„FWG Mühlenkreis Piraten“ wollen Projekt in Minden-Lübbecke voranbringen

Schnelles Internet im ländlichen Raum

Minden-Lübbecke - Mal eben einen hochauflösenden Film über das Internet ausleihen, eine größere Datei an Kunden verschicken oder an einer Video-Konferenz teilnehmen – das ist in der Region manchmal gar nicht so einfach. Schnelle Internetverbindungen sind nicht überall möglich. Viele Haushalte gerade im ländlichen Raum haben eine Verbindung mit einer Geschwindigkeit von deutlich weniger als 50 Megabit pro Sekunde mangels Breitbandausbau.

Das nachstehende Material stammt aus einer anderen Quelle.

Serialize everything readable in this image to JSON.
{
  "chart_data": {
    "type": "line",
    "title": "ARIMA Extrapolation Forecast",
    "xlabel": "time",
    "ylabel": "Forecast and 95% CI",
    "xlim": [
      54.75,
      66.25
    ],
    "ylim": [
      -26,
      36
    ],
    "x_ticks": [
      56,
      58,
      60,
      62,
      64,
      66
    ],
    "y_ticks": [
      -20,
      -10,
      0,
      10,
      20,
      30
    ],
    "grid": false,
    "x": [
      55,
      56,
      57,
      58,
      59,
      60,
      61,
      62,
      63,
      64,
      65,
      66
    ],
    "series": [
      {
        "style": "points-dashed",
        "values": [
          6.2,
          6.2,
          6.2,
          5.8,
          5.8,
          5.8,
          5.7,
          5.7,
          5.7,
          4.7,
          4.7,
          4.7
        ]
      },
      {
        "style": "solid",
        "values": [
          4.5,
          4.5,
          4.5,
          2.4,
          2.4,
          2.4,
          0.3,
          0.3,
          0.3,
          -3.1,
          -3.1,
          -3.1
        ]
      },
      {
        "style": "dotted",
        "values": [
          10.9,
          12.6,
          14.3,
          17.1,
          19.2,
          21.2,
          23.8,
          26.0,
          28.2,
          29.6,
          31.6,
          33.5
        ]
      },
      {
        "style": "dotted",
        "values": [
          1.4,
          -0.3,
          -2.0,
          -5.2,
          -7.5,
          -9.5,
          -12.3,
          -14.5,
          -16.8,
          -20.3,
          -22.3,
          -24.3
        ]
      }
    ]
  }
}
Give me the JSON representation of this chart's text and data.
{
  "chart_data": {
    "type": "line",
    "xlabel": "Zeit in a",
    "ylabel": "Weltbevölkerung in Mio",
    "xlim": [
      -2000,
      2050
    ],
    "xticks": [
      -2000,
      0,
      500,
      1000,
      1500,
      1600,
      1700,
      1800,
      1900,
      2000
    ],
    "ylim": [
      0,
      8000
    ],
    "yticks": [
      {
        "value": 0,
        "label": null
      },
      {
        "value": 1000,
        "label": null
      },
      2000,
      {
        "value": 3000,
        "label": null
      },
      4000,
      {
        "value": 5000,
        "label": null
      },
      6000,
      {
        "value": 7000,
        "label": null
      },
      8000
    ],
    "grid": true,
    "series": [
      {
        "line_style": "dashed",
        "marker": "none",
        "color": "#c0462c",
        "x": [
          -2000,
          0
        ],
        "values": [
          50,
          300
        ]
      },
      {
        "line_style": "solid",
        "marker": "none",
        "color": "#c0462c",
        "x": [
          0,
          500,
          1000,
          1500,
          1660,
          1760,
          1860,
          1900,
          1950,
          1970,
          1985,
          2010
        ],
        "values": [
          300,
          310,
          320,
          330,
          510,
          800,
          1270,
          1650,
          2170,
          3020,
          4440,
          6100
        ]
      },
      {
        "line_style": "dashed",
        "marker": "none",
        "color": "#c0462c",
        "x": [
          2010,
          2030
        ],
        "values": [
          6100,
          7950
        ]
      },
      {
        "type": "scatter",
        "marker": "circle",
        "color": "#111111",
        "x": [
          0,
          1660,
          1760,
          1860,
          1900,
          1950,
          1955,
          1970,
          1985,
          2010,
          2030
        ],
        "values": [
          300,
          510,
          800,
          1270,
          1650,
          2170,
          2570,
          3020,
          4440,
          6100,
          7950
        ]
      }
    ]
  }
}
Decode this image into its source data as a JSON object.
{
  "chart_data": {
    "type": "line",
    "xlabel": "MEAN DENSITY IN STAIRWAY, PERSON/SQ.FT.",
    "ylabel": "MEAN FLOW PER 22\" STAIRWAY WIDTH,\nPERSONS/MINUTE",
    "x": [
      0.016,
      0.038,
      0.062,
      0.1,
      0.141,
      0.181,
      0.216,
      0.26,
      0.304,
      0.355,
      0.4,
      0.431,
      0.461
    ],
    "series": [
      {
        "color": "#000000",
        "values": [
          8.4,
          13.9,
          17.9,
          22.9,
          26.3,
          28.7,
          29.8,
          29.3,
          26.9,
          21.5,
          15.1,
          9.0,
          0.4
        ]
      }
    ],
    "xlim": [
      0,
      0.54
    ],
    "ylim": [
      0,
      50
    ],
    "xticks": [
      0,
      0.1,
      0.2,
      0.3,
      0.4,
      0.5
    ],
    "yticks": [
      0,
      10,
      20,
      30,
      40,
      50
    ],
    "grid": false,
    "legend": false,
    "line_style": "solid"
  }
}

Zu diesem Thema lud die Kreisfraktion „FWG Mühlenkreis Piraten“ einen Experten als Redner für einen Fachvortrag ein: Reinhold Harnisch, Geschäftsführer des Kommunalen Rechenzentrums Minden-Ravensberg/Lippe (KRZ). Das KRZ ist ein kommunaler Zweckverband in Trägerschaft der drei Kreise Minden-Lübbecke, Herford und Lippe sowie weiterer 34 Städte und Gemeinden aus diesen Kreisgebieten und unterstützt als IT-Dienstleister rund elf Millionen Einwohner von Lemgo aus. In 2014 erwirtschaftete das KRZ mit seinen 240 Mitarbeitern einen Umsatz von 34 Millionen Euro.

Reinhold Harnisch eröffnete seinen Vortrag mit der These: „Eine Anhebung der Breitbandgeschwindigkeit von 5 Mbit/s auf 30 Mbit/s hebt das Wirtschaftswachstum mittelfristig um fünf Prozent.“ Er erläuterte, dass in Deutschland die gezielte Förderung des Breitbandausbaus noch nicht erfolgt sei. Problematisch wird es immer dann, wenn viele Internetzugriffe pro Zeitein-heit stattfinden, das Datenstreaming zunimmt, wie beispielsweise bei der Berichterstattung zur Kommunalwahl.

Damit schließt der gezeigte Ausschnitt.